Gramática, Comunicação, Propaganda & Publicidade.

Education,Linguistics -- 22 / March / 2012

Ainda venho com o Steve Jobs. Já terminei de ler a biografia, e recomendo.

 

Todos que conhecem a Apple, conhecem seu moto: “pense diferente”.

 

Leiam aqui como ele nasceu:

 

“Debateram a questão gramatical. Se “diferente” modificava o verbo “pense”, talvez fosse advérbio, como em “pense diferentemente”. Mas Jobs insistia em usar “diferente” como substantivo, a exemplo de “pense vitória” ou “pense beleza”. Além disso, refletia o uso coloquial, como na frase “pense grande”. Como ele explicaria mais tarde: “Discutimos se estava correto antes de levarmos ao ar. É uma construção gramatical, quando se pensa no que queremos dizer. Não é pense o mesmo, é pense diferente. Pense um pouco diferente, pense muito diferente, pense diferente, ‘Pense diferentemente’, para mim, não alcançaria o sentido”. (Steve Jobs, W. Isaacson; Companhia das Letras)

 

Agora vamos à filosofia da gramática:

 

(Neste caso, a reflexão serve tanto para o português quanto para o inglês.)

 

Primeiro vamos à análise do “diferente”. Esta palavra, na verdade, é uma forma nominal do verbo “diferir”, um particípio presente latino chegado à língua portuguesa (formando palavras em  ente, para a 2ª conjugação; temos ainda em ante, 1ª, e em inte, 3ª) sem seu valor participial, portanto, assumindo valores de adjetivo ou substantivo. Diferente é adjetivo, neste caso. Mas o Jobs insistia em usá-lo (different) como substantivo! Pois é, ele estava certo. O que ele usou, não à toa, é chamado de intercâmbio taxionômico, i.e., ele pegou uma palavra de uma classe e passou para outra classe, de adjetivo para substantivo.

 

E por que usar um advérbio (diferentemente, differently) não fazia sentido?

 

Pensemos, pois. Ora, o que um advérbio faz? Modifica o verbo. E por quê? Porque este verbo não tem força suficiente de “andar” sozinho, ou melhor, de se expressar sozinho.
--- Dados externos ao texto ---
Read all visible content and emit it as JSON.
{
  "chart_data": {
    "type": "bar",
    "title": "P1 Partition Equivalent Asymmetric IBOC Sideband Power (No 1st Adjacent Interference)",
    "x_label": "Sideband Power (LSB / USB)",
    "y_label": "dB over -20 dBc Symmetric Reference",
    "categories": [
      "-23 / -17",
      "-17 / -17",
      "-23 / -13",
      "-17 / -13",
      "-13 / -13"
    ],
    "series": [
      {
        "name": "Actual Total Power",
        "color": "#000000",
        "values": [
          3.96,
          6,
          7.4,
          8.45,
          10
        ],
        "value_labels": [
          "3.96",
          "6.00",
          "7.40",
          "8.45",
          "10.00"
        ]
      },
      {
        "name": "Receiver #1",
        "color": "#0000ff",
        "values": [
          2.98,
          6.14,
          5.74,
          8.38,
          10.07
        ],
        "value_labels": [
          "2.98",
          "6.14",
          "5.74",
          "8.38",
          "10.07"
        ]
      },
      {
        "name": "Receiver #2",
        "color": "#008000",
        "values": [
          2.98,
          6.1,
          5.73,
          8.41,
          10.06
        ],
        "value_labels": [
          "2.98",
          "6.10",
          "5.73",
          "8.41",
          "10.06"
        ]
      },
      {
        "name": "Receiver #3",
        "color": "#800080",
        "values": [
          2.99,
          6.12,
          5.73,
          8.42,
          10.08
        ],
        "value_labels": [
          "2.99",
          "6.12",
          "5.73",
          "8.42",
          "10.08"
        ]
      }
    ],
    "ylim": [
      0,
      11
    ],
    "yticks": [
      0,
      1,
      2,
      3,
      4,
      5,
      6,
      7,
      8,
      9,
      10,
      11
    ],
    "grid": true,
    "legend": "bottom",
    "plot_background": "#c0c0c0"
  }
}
Se Jobs colocasse “pense diferentemente”, este advérbio modificaria o verbo “pense”, tão importante para a publicidade da marca Apple, e ao mesmo tempo, o “diferente” já expressaria um valor coadjuvante. Mas Jobs queria “pense” e “diferente” em papéis principais. Seu moto dependia disso, sua publicidade também.

 

Daí observamos o quanto o conhecimento gramatical (sem gramatiquices) pode ajudar à Comunicação de uma marca.

 

Pense nisso!

 

OBS: O intercâmbio taxionômico de adjetivo para substantivo seria entendido pelo uso genérico da nomenclatura latina: nomen. Para nomen substantivum, nomen adjectivum. Ambos, portanto, são nomen.

Uma resposta

Uma resposta para “Gramática, Comunicação, Propaganda & Publicidade.”

  1. claudio borrelli says:

    Excelente seu texto. Realmente muito bom. Parabéns!